Everything You Need to Know About Equine Rabies

Everything You Need to Know About Equine Rabies

While rabies does not commonly affect horses in the United States, it can be extremely dangerous. Continue reading to learn more about equine rabies, and how you can help keep your horse protected.


What is Rabies?

Rabies is a neurological disease that appears in the form of a virus. It is commonly transferred through bites. Once an animal has been bitten by an infected animal, the virus begins to cause inflammation in the brain. This inflammation is known as encephalitis. The incubation period for rabies is typically 2-9 weeks, but depending on the animal, it may last longer.


Symptoms of equine rabies include:


  • Aggression
  • Refusing to eat or drink
  • Signs of depression
  • Incontinence
  • Poor performance
  • Difficulty swallowing
  • Bruxism (teeth grinding)
  • Loss of coordination
  • Paralysis
  • Lameness
  • Colic


Because the signs of equine colic can be so varied, it can be relatively difficult to identify the disease. It is the unfortunate truth that rabies is extremely rapid-progressing, and is almost always fatal. Most horses who have been infected with rabies die within 3-5 days.

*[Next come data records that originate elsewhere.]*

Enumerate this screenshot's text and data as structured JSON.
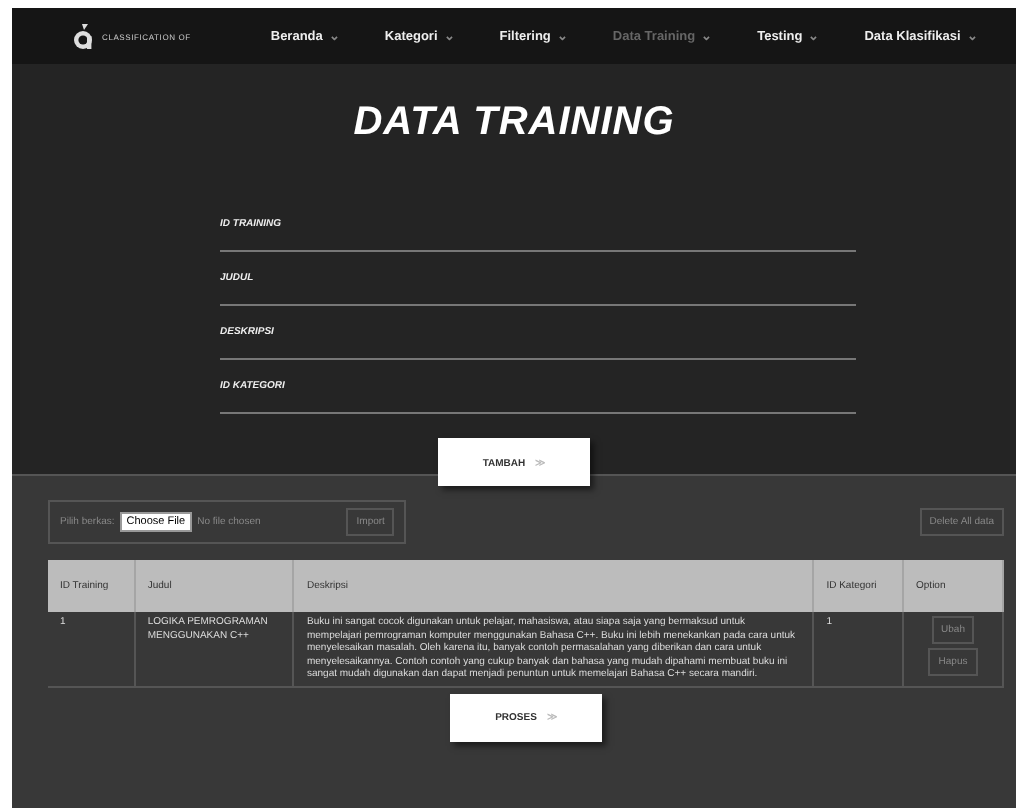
{
  "nav": {
    "logo_text": "CLASSIFICATION OF",
    "items": [
      {
        "label": "Beranda",
        "caret": "⌄",
        "selected": false
      },
      {
        "label": "Kategori",
        "caret": "⌄",
        "selected": false
      },
      {
        "label": "Filtering",
        "caret": "⌄",
        "selected": false
      },
      {
        "label": "Data Training",
        "caret": "⌄",
        "selected": true
      },
      {
        "label": "Testing",
        "caret": "⌄",
        "selected": false
      },
      {
        "label": "Data Klasifikasi",
        "caret": "⌄",
        "selected": false
      }
    ]
  },
  "title": "DATA TRAINING",
  "form": {
    "fields": [
      {
        "label": "ID TRAINING"
      },
      {
        "label": "JUDUL"
      },
      {
        "label": "DESKRIPSI"
      },
      {
        "label": "ID KATEGORI"
      }
    ],
    "submit": {
      "label": "TAMBAH",
      "arrow": "≫"
    }
  },
  "import": {
    "label": "Pilih berkas:",
    "file_button": "Choose File",
    "file_status": "No file chosen",
    "import_button": "Import"
  },
  "delete_all": "Delete All data",
  "table": {
    "columns": [
      "ID Training",
      "Judul",
      "Deskripsi",
      "ID Kategori",
      "Option"
    ],
    "rows": [
      {
        "id": "1",
        "judul": "LOGIKA PEMROGRAMAN MENGGUNAKAN C++",
        "deskripsi": "Buku ini sangat cocok digunakan untuk pelajar, mahasiswa, atau siapa saja yang bermaksud untuk mempelajari pemrograman komputer menggunakan Bahasa C++. Buku ini lebih menekankan pada cara untuk menyelesaikan masalah. Oleh karena itu, banyak contoh permasalahan yang diberikan dan cara untuk menyelesaikannya. Contoh contoh yang cukup banyak dan bahasa yang mudah dipahami membuat buku ini sangat mudah digunakan dan dapat menjadi penuntun untuk memelajari Bahasa C++ secara mandiri.",
        "id_kategori": "1",
        "actions": [
          "Ubah",
          "Hapus"
        ]
      }
    ]
  },
  "process": {
    "label": "PROSES",
    "arrow": "≫"
  }
}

Helping Your Horse Avoid Rabies

Because rabies is such a dangerous condition, it is best to help them avoid it completely. Ensuring that your horse is regularly and properly inoculated against equine rabies is the best way to keep them safe and healthy.


Equine rabies cases tend to rise in late summer and fall, when the population of wildlife is usually at it’s peak. It is common for horses to contract rabies by being bitten by an infected wild animal, such as a fox, raccoon, or bat.

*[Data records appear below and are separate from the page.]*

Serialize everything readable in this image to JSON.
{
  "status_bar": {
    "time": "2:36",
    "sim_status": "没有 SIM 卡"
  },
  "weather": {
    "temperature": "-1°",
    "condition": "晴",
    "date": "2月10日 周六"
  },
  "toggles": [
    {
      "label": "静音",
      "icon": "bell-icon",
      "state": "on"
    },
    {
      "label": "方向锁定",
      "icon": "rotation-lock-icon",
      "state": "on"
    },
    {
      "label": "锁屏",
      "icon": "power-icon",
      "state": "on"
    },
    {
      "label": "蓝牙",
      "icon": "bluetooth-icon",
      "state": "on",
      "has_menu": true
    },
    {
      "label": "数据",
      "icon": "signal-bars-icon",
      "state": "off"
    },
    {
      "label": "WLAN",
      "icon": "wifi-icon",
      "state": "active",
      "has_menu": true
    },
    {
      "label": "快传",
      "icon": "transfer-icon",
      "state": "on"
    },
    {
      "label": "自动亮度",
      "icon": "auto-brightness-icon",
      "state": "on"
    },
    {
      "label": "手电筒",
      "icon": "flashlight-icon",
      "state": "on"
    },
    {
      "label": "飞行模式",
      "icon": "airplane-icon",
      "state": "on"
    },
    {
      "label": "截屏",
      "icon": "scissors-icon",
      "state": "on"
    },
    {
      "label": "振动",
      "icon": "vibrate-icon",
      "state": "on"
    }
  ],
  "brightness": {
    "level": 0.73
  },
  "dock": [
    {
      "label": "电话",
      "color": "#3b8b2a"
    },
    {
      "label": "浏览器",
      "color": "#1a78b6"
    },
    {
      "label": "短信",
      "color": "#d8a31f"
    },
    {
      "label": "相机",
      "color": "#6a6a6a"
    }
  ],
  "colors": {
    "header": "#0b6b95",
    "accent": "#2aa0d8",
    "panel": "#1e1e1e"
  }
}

It is typically recommended to fully inspect horses when they are brought in from the paddock to ensure that there are no signs of bites. As it is not always possible to keep a constant eye on horses when they are turned out, the best way to ensure that they are safe is to keep up with their rabies vaccinations.


It is also important to be sure that the other horses in their barn are fully vaccinated, as well. Most boarding facilities require proof of vaccination records upon the horse’s addition to the facility, and in most cases, it is required to continue to keep up with regular vaccinations in order to keep the horse on the property. This is the best way to ensure that all horses on the premises are protected.